Deploying Spinnaker on Kubernetes with Helm 3: A Step‑by‑Step Guide

Spinnaker is a continuous‑delivery platform originally developed by Netflix. This article demonstrates how to deploy Spinnaker on a Kubernetes cluster using Helm 3, addressing challenges such as GFW proxy configuration, Helm repository setup, and chart compatibility with Kubernetes 1.16+ API versions.

First, verify the versions of Helm and kubectl:

$ helm version
$ kubectl version

Configure Helm to use the Microsoft chart repository and update it:

$ helm repo ls
NAME            URL
stable          https://mirror.azure.cn/kubernetes/charts/
$ helm repo update
# ...output indicating successful update...

Because Kubernetes 1.16+ deprecates older API versions, the Spinnaker chart must be fetched and its Deployment/StatefulSet resources updated to apps/v1 and include selector.matchLabels where needed:

$ helm fetch stable/spinnaker
$ tar -xvf spinnaker-1.23.2.tgz

Modify the chart’s values.yaml to set the Spinnaker version, replace the default GCR image registry with the Azure mirror, and configure a Ceph RBD storage class for persistent volumes:

apiVersion: storage.k8s.io/v1
kind: StorageClass
metadata:
  name: rook-ceph-block
provisioner: rook-ceph.rbd.csi.ceph.com
reclaimPolicy: Retain
parameters:
  pool: k8s-test-pool
  imageFormat: "2"
  imageFeatures: layering
  csi.storage.k8s.io/provisioner-secret-name: rook-csi-secret
  csi.storage.k8s.io/provisioner-secret-namespace: rook
  csi.storage.k8s.io/node-stage-secret-name: rook-csi-secret
  csi.storage.k8s.io/node-stage-secret-namespace: rook
  csi.storage.k8s.io/fstype: ext4

Specify the same storage class for Halyard, Redis, Minio, and other components in values.yaml:

halyard:
  persistence:
    storageClass: rook-ceph-block
redis:
  master:
    persistence:
      storageClass: rook-ceph-block
minio:
  persistence:
    storageClass: rook-ceph-block

Configure Halyard to use a proxy by setting the JAVA_OPTS environment variable:

halyard:
  env:
    - name: JAVA_OPTS
      value: "-Djava.security.egd=file:/dev/./urandom -Dhttp.proxyHost=10.151.30.11 -Dhttps.proxyHost=10.151.30.11 -Dhttp.proxyPort=8118 -Dhttps.proxyPort=8118 -Dhttp.nonProxyHosts=\"localhost|*.spinnaker.com\""

Clone the customized chart, create the spinnaker namespace, and install the chart with Helm:

$ git clone https://github.com/cnych/spinnaker-helm spinnaker
$ kubectl create ns spinnaker
$ helm install spinnaker --namespace spinnaker ./spinnaker

After installation, verify the Pods.
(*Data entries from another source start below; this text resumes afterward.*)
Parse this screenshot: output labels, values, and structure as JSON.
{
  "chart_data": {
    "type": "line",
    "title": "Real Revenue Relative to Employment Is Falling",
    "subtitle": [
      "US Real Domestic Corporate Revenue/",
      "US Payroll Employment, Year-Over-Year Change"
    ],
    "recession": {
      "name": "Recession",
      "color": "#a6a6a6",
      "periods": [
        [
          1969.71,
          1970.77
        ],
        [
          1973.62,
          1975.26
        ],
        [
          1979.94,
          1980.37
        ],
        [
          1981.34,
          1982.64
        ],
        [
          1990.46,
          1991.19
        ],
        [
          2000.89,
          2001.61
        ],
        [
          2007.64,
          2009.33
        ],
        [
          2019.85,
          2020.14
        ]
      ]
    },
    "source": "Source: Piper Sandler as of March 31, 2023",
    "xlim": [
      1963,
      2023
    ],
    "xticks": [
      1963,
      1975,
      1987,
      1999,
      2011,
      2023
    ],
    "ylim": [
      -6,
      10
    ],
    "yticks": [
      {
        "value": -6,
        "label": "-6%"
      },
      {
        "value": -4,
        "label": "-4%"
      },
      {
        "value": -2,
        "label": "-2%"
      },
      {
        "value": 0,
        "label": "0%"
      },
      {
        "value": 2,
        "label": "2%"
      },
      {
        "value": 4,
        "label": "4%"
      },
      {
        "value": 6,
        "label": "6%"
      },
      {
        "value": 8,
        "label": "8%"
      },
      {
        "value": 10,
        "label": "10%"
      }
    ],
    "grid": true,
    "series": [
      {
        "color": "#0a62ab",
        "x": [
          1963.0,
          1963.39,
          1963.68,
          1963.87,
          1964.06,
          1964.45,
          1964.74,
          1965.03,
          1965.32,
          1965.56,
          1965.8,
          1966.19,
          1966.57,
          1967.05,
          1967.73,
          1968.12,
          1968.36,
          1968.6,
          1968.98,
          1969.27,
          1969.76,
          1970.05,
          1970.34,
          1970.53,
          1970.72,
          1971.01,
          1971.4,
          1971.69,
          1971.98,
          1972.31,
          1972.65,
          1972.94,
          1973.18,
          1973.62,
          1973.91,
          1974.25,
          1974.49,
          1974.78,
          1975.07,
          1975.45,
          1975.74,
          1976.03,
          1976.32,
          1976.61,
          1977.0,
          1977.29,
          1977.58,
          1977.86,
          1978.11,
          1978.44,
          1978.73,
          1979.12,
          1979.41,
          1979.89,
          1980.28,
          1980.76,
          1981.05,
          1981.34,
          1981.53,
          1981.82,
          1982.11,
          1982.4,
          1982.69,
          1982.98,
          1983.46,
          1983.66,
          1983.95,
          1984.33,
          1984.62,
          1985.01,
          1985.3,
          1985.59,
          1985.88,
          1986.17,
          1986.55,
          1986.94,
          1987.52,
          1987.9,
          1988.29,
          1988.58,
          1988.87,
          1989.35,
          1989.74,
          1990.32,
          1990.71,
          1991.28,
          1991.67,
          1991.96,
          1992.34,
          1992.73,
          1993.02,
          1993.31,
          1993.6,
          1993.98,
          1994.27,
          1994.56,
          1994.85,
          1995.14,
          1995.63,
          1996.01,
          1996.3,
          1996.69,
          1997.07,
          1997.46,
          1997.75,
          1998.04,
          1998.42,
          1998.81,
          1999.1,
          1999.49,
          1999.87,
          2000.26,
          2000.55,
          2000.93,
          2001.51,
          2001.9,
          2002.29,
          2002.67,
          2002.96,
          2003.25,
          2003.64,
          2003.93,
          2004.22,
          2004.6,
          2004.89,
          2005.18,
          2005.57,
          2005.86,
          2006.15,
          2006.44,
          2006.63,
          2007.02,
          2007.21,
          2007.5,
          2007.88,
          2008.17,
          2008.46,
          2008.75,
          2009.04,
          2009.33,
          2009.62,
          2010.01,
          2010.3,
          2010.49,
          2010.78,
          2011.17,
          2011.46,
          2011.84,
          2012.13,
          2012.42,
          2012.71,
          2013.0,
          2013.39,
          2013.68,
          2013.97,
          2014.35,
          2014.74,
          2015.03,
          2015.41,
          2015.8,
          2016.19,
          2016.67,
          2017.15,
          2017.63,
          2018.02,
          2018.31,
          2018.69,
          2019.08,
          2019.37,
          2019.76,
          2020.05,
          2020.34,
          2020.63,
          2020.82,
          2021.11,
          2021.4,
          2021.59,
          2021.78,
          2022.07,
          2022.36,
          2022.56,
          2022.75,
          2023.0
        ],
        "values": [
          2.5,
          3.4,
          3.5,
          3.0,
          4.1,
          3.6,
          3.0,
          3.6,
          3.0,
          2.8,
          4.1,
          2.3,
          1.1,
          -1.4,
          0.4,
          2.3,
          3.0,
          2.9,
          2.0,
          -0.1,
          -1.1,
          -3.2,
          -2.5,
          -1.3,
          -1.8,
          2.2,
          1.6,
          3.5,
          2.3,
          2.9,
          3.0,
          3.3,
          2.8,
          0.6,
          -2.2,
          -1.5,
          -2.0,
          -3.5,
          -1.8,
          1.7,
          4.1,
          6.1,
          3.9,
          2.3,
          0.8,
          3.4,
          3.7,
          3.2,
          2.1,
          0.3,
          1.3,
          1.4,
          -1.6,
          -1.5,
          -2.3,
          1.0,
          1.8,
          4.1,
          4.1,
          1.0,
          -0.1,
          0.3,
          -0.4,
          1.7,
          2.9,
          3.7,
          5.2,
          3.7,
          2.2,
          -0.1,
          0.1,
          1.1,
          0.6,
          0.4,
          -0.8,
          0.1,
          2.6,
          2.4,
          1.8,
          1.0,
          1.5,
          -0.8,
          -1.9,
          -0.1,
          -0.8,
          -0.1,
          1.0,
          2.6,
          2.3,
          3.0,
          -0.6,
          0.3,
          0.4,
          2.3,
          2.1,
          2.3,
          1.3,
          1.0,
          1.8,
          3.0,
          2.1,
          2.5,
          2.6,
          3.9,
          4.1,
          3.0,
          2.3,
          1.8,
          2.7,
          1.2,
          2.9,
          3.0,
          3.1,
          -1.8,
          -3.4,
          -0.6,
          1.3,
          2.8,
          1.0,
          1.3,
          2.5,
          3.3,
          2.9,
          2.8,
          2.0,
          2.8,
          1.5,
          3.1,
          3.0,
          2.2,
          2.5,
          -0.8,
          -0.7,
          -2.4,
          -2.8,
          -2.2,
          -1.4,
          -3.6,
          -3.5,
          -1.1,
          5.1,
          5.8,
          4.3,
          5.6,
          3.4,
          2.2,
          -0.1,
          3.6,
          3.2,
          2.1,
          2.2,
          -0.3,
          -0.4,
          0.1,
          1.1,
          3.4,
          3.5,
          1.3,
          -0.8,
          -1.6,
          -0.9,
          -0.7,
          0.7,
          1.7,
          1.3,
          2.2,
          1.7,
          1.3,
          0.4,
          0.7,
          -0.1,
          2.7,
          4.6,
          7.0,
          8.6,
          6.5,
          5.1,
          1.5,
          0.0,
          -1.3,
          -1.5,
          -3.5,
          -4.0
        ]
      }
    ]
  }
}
If any Deployments still reference the old gcr.io registry, edit them to use the Azure mirror gcr.azk8s.cn:

$ kubectl edit deploy spin-deck -n spinnaker
# replace gcr.io with gcr.azk8s.cn

Once all Pods are running, expose Spinnaker via a Traefik IngressRoute (HTTPS) and a redirect middleware:

apiVersion: traefik.containo.us/v1alpha1
kind: IngressRoute
metadata:
  name: spin-deck-https
  namespace: spinnaker
spec:
  entryPoints:
    - websecure
  routes:
    - match: Host(`spinnaker.qikqiak.com`)
      kind: Rule
      services:
        - name: spin-deck
          port: 9000
  tls:
    certResolver: ali
    domains:
      - main: "*.qikqiak.com"
---
apiVersion: traefik.containo.us/v1alpha1
kind: Middleware
metadata:
  name: redirect-https
  namespace: spinnaker
spec:
  redirectScheme:
    scheme: https
---
apiVersion: traefik.containo.us/v1alpha1
kind: IngressRoute
metadata:
  name: spin-deck-http
  namespace: spinnaker
spec:
  entryPoints:
    - web
  routes:
    - match: Host(`spinnaker.qikqiak.com`)
      kind: Rule
      services:
        - name: spin-deck
          port: 9000
      middlewares:
        - name: redirect-https

After DNS resolves spinnaker.qikqiak.com to the cluster, the Spinnaker UI becomes accessible. This completes the initial deployment; further exploration can cover Spinnaker’s advanced features.